Caporalato, sfruttamento, lavoro nero. Perché è servita un’altra morte tremenda, quella di Satnam Singh, per parlare di un sistema che in Italia è strutturale? L’intervista a Yvan Sagnet
Satnam Singh è morto il 19 giugno all’ospedale San Camillo di Roma, dopo due giorni di agonia. Prima ha perso il braccio mentre lavorava nell’azienda agricola di Renzo Lovato a Latina, poi è stato lasciato come un sacco insanguinato davanti a casa. Poco distante, dentro una cassetta, il braccio mozzato. Aveva 31 anni. Stava raccogliendo i meloni. Nessuno ha chiamato i soccorsi prima di un’ora e mezza dall’incidente, un tempo, che secondo quanto riferiscono i medici, gli è stato probabilmente fatale perché ha perso molto sangue. Italia, 2024.
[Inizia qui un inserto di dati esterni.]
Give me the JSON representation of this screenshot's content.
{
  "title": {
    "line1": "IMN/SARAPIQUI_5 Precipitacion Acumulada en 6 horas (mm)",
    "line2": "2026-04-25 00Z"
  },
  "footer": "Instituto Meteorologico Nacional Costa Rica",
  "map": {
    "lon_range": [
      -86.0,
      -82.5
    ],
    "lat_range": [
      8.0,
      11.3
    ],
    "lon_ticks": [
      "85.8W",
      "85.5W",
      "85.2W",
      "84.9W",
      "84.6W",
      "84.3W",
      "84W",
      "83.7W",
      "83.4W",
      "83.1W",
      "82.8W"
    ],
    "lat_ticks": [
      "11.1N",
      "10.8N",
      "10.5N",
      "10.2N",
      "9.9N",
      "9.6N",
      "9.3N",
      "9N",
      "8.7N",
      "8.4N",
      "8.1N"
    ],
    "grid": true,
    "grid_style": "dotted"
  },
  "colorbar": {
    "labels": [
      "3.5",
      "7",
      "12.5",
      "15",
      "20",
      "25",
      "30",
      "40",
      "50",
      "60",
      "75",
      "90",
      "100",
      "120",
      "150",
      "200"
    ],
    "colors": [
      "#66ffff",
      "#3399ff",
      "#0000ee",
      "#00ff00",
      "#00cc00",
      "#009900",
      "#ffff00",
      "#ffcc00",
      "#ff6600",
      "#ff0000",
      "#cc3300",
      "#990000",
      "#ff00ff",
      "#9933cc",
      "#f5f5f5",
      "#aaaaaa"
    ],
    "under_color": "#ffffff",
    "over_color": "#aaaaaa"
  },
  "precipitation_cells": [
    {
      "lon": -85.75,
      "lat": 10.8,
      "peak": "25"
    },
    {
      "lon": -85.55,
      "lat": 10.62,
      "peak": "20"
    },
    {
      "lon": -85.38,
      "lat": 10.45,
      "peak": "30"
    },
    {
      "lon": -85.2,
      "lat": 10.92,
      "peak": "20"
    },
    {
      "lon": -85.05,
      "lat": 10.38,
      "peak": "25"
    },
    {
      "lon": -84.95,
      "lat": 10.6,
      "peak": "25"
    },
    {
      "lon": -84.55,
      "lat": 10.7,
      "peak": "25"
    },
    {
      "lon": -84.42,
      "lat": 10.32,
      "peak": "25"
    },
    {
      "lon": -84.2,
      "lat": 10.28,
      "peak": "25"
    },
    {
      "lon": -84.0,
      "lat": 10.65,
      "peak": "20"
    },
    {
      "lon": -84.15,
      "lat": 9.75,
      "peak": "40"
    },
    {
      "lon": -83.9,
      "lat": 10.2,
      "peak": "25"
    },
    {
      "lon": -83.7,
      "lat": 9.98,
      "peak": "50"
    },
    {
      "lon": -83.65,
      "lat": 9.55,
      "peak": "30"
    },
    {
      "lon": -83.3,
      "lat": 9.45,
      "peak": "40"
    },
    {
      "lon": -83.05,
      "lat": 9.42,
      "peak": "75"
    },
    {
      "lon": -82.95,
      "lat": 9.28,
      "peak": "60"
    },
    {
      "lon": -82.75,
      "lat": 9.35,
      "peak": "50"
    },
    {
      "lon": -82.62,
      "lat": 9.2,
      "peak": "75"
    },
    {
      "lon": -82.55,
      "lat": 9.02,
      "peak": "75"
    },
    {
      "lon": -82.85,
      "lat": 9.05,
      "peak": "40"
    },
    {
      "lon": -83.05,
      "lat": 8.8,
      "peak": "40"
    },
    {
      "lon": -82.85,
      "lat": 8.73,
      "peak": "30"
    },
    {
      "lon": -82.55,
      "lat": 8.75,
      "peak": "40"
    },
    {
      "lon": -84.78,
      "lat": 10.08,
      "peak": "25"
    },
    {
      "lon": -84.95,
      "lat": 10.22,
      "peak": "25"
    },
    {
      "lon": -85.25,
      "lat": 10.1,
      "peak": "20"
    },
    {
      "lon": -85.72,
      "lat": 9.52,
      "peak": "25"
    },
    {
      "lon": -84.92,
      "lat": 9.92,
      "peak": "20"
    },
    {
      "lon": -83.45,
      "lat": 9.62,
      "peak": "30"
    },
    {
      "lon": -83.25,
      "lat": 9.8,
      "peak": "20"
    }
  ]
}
Tutto quello che è successo dopo è cronaca: le manifestazioni in strada con cinquemila persone davanti alla procura di Latina, i giorni di lutto indetti dal comune della città, il permesso di soggiorno concesso alla moglie di Satnam Singh ora che è rimasta vedova. Poi, l’indagine per caporalato che coinvolge da cinque anni l’azienda di Lovato. Renzo Lovato non è al momento indagato per la morte di Singh, a differenza del figlio Antonello Lovato. Le accuse sono di omicidio colposo, omissione di soccorso e violazione delle norme sulla sicurezza. Ma com’è possibile che un’azienda già sotto inchiesta per caporalato, per sfruttamento di manodopera straniera a pochi euro, senza riposi, ferie e con turni di lavoro illegali per il quantitativo di ore, possa continuare a far lavorare uomini e donne senza metterli in regola? Come può accadere, ancora oggi, in Italia?
È la domanda che rimbomba da giorni nella testa di Yvan Sagnet, presidente dell’associazione No Cap. Arrivato nel 2007 dal Camerun per studiare ingegneria al Politecnico di Torino, Sagnet ha incontrato sulla sua strada il caporalato vivendolo sulla sua pelle. Accadde nel 2011 quando perse la borsa di studio per un esame di informatica e in cerca di lavoro arrivò fino alle campagne pugliesi per la raccolta dei pomodori. Fu lì, che davanti a quelle condizioni disumane, organizzò il primo sciopero dei braccianti in Italia. E da quel momento la battaglia al caporalato è diventata la sua missione e il suo lavoro. «Quello che è successo a Satnam Sing è una vergogna. Non si può accettare, sono senza parole da giorni. Una disumanità crudele che dovrebbe essere devastante per ogni essere umano. Ma in questi tempi così difficili sembra che la sensibilità interessi a pochi».